The problem I em ecountering is that we have dozens of tables that are identical, same DDL, but handle data for different clients. Each client's data gets put into one of these tables. What we would like to do is write jobs/work flows/data flows once for a table and use it may times on every identical table. Each table has a different name and is located in the same database.
An example would be tbl_client1 and tbl_client2 tables each are located in a database. I'd like to write a job, i.e. job_split_clients_into_dimensional_model once and use it many times against each table. I thought about using Profiles and System_Configurations but they seem handle switching databases used and not using the same database but different table names.

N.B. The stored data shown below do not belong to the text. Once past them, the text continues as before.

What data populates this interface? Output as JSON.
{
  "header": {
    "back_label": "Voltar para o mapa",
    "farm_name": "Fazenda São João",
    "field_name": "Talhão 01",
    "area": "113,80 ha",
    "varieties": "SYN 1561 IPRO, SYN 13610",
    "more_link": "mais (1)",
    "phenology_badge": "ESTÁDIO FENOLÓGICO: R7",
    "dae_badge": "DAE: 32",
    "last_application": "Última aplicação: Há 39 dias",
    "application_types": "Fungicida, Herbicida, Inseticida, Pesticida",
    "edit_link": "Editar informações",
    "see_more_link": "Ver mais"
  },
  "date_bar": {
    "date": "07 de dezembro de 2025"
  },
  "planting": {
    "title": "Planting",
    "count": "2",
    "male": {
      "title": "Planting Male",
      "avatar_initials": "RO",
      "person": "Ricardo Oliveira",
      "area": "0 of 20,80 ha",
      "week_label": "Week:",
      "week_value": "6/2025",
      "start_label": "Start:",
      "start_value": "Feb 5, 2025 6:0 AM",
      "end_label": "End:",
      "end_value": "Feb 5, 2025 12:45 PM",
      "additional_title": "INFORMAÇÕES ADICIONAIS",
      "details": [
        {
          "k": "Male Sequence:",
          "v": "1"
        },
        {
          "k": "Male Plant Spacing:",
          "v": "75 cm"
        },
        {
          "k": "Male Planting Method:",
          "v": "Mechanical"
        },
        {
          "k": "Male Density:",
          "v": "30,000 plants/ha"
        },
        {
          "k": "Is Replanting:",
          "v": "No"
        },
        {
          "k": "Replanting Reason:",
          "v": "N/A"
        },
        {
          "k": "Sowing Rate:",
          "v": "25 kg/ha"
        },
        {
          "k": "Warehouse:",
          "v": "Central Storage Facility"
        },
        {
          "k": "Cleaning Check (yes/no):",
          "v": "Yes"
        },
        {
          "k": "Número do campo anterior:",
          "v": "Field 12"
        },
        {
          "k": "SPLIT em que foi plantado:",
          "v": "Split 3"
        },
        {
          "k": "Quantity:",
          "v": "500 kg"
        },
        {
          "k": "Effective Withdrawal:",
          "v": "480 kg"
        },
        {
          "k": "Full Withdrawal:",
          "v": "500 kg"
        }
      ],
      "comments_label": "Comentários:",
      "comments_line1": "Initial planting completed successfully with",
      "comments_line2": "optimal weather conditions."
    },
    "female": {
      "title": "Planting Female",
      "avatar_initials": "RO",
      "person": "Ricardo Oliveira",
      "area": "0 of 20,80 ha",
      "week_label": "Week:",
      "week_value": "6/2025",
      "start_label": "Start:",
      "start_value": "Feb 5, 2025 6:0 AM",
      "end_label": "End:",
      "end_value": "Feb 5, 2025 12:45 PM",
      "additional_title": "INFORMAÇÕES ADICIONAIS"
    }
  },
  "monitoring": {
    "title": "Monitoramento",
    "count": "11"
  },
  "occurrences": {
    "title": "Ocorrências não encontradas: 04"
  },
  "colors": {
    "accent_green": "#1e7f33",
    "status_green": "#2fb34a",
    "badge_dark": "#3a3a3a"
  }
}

How would you handle this situation?
Edited by: Richard Sherman on Sep 15, 2008 9:02 AM
Werner Daehn replied
I think you both had the right idea already...

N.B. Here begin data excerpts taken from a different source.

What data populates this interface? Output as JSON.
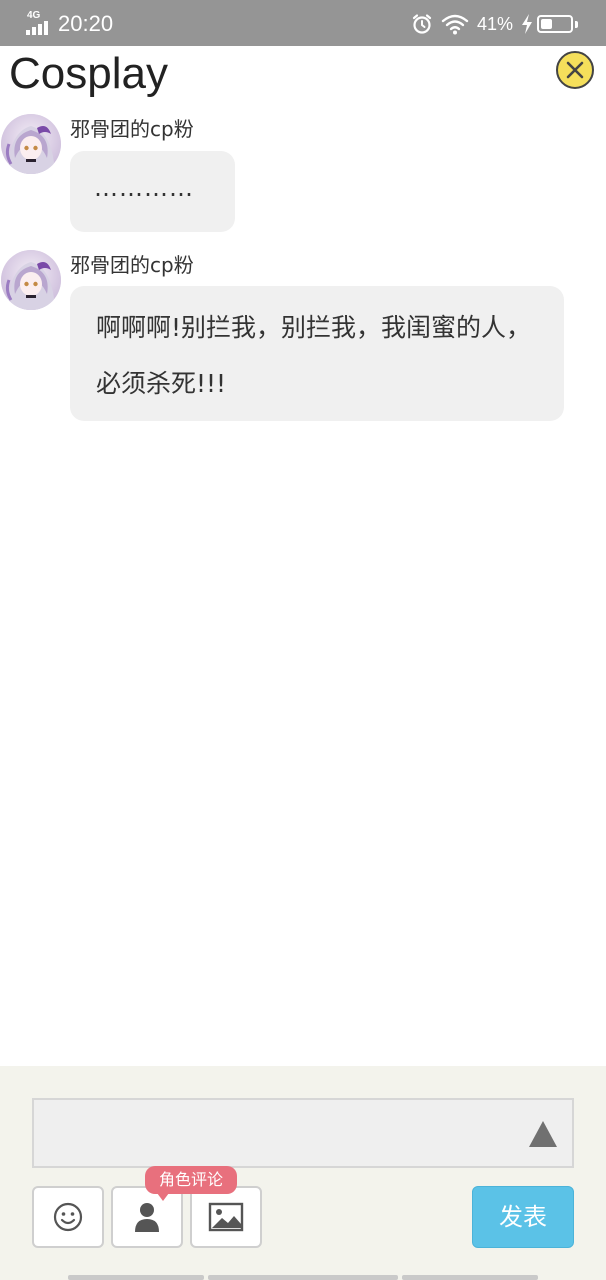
{
  "status_bar": {
    "network": "4G",
    "time": "20:20",
    "battery_percent": "41%",
    "battery_level": 0.41,
    "icons": [
      "signal-icon",
      "alarm-icon",
      "wifi-icon",
      "charging-icon",
      "battery-icon"
    ]
  },
  "header": {
    "title": "Cosplay",
    "close_icon": "close-icon",
    "accent_color": "#f5df5b"
  },
  "messages": [
    {
      "sender": "邪骨团的cp粉",
      "text": "…………",
      "avatar": "avatar-image"
    },
    {
      "sender": "邪骨团的cp粉",
      "text": "啊啊啊!别拦我，别拦我，我闺蜜的人，必须杀死!!!",
      "avatar": "avatar-image"
    }
  ],
  "composer": {
    "input_value": "",
    "input_placeholder": "",
    "expand_icon": "triangle-up-icon",
    "tools": [
      {
        "name": "emoji-button",
        "icon": "smiley-icon"
      },
      {
        "name": "role-button",
        "icon": "user-icon"
      },
      {
        "name": "image-button",
        "icon": "image-icon"
      }
    ],
    "role_badge": "角色评论",
    "role_badge_color": "#e8707d",
    "post_label": "发表",
    "post_color": "#5bc2e7"
  }
}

You could use datastore configurations, but then either the database or the owner has to be different and the table name has to remain the same. If you create a database view called "customer" which is defined as "create view customer as select * from customer_tbl_1" for each owner you would have one table, well view but that's the same, you can import and build the dataflows for and via datastore configurations you can do the switch between them.
That obviously would lead tothe next question, why not recreating the views via a script at the job start? So the job starts, in a parameter you will tell you are interested in "_tbl1" and hence the job will recreate all views to point to the _tbl1 source tables. Even better, you encapsule the create-view statements into a database stored procedure you call from the DI script.
The other option is to use partitioning. Well, actually, your table is partitioned already, what you lack is the view over all tables at once. So you create a new database view:
create view customer as
select *, 1 as partition_no from customer_tbl_1
select *, 2 as partition_no from customer_tbl_2
select *, 3 as partition_no from customer_tbl_3
select *, 4 as partition_no from customer_tbl_4
select *, ... as partition_no from customer_tbl_...
and read from there. In case there is no indication, the view could have an extra column like I added it.
The union_all (! not just union) is an operation that does not cost anything. And depending on the optimizer capabilities (for Oracle I know it would) a query like "select * from customer where partition_no=1" would be as fast as selecting the customer_tbl_1 directly.